Landing data from data sources
The first step of transferring data when onboarding is landing the data. This involves transferring the data from the data source to a landing area.
You can land data from a number of data sources through source connections.
The landing area is defined when you create the project.
-
Qlik Cloud (via Amazon S3)
When you land data to Qlik Cloud (via Amazon S3), you can use it to generate QVD tables ready for analytics in Qlik Cloud.
-
Cloud data warehouse
When you land data to a cloud data warehouse, such as Snowflake or Azure Synapse Analytics, you can store tables in the same cloud data warehouse.
Create and configure a landing data task
This describes how to create a landing data task. The quickest way to create a data pipeline is to onboard data which creates a landing data task and a storage data task, ready to prepare and run. For more information, see Onboarding data.
-
In your project, click Create and select Land data.
-
In the Land data dialog, enter a name and a description of the data task.
Select Open to open the landing data task when it is created.
Click Create.
-
Click Select source data.
-
Select a connection to the source data and click Next.
You can use the filters in the left panel, to filter the list of connections on source type, space, and owner.
If you don't have a connection to the source data yet, you need to create one first, by clicking Add connection.
For more information about setting up a connection to the supported sources, see Setting up connections to data sources.
Information noteWhen you have selected tables in the next step, it is not possible to change the source connection from an on-premises data source to a cloud data source, or vise versa. You can only change the connection to another data source of the same type. -
Select datasets to include in the data task. The selection dialog is different depending on which type of source you have connected to.
When you are done selecting tables, click Save.
Datasets is displayed.
-
You can change settings for the landing. This is not required.
-
Click Settings.
For more information about settings, see Landing settings.
-
-
You can now preview the structure and metadata of the selected data asset tables. This includes all explicitly listed tables, and tables that match the selection rules.
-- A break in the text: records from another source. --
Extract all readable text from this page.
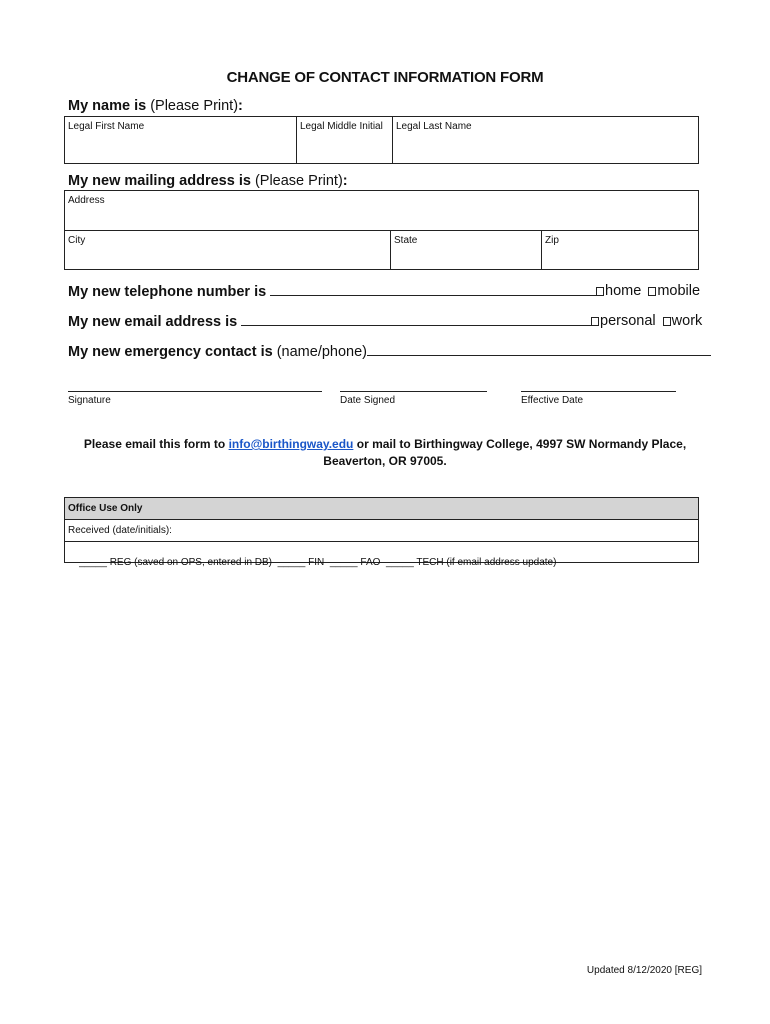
CHANGE OF CONTACT INFORMATION FORM
My name is (Please Print):
Legal First Name	Legal Middle Initial	Legal Last Name
My new mailing address is (Please Print):
Address
City	State	Zip
My new telephone number is	home mobile
My new email address is	personal work
My new emergency contact is (name/phone)
Signature	Date Signed	Effective Date
Please email this form to info@birthingway.edu or mail to Birthingway College, 4997 SW Normandy Place,
Beaverton, OR 97005.
Office Use Only
Received (date/initials):

_____ REG (saved on OPS, entered in DB)  _____ FIN  _____ FAO  _____ TECH (if email address update)

Updated 8/12/2020 [REG]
If you want to add more tables from the data source, click Select source data.
-
You can perform basic transformations on the datasets, such as filtering data, or adding columns. This is not required.
For more information, see Managing datasets.
-
When you have added the transformations that you want, you can validate the datasets by clicking Validate datasets. If the validation finds errors, fix the errors before proceeding.
For more information, see Validating and adjusting the datasets.
-
When you are ready, click Prepare to catalog the data task and prepare it for execution.
You can follow the progress under Preparation progress in the lower part of the screen.
-
When the data task is prepared, and you are ready to start replicating data, click Run.
The replication should now start, and you can see the progress in Monitor. For more information, see Monitoring an individual data task.
Selecting data from a database
You can select specific tables or views, or use selection rules to include or exclude groups of tables.
Use % as a wildcard to define a selection criteria for schemas and tables.
-
%.% defines all tables in all schemas.
-
Public.% defines all tables in the schema Public.
Selection criteria gives you a preview based on your selections.
You can now either:
-
Create a rule to include or exclude a group of tables based on the selection criteria.
Click Add rule from selection criteria to create a rule, and select either Include or Exclude.
You can see the rule under Selection rules.
-
Select one or more datasets, and click Add selected datasets.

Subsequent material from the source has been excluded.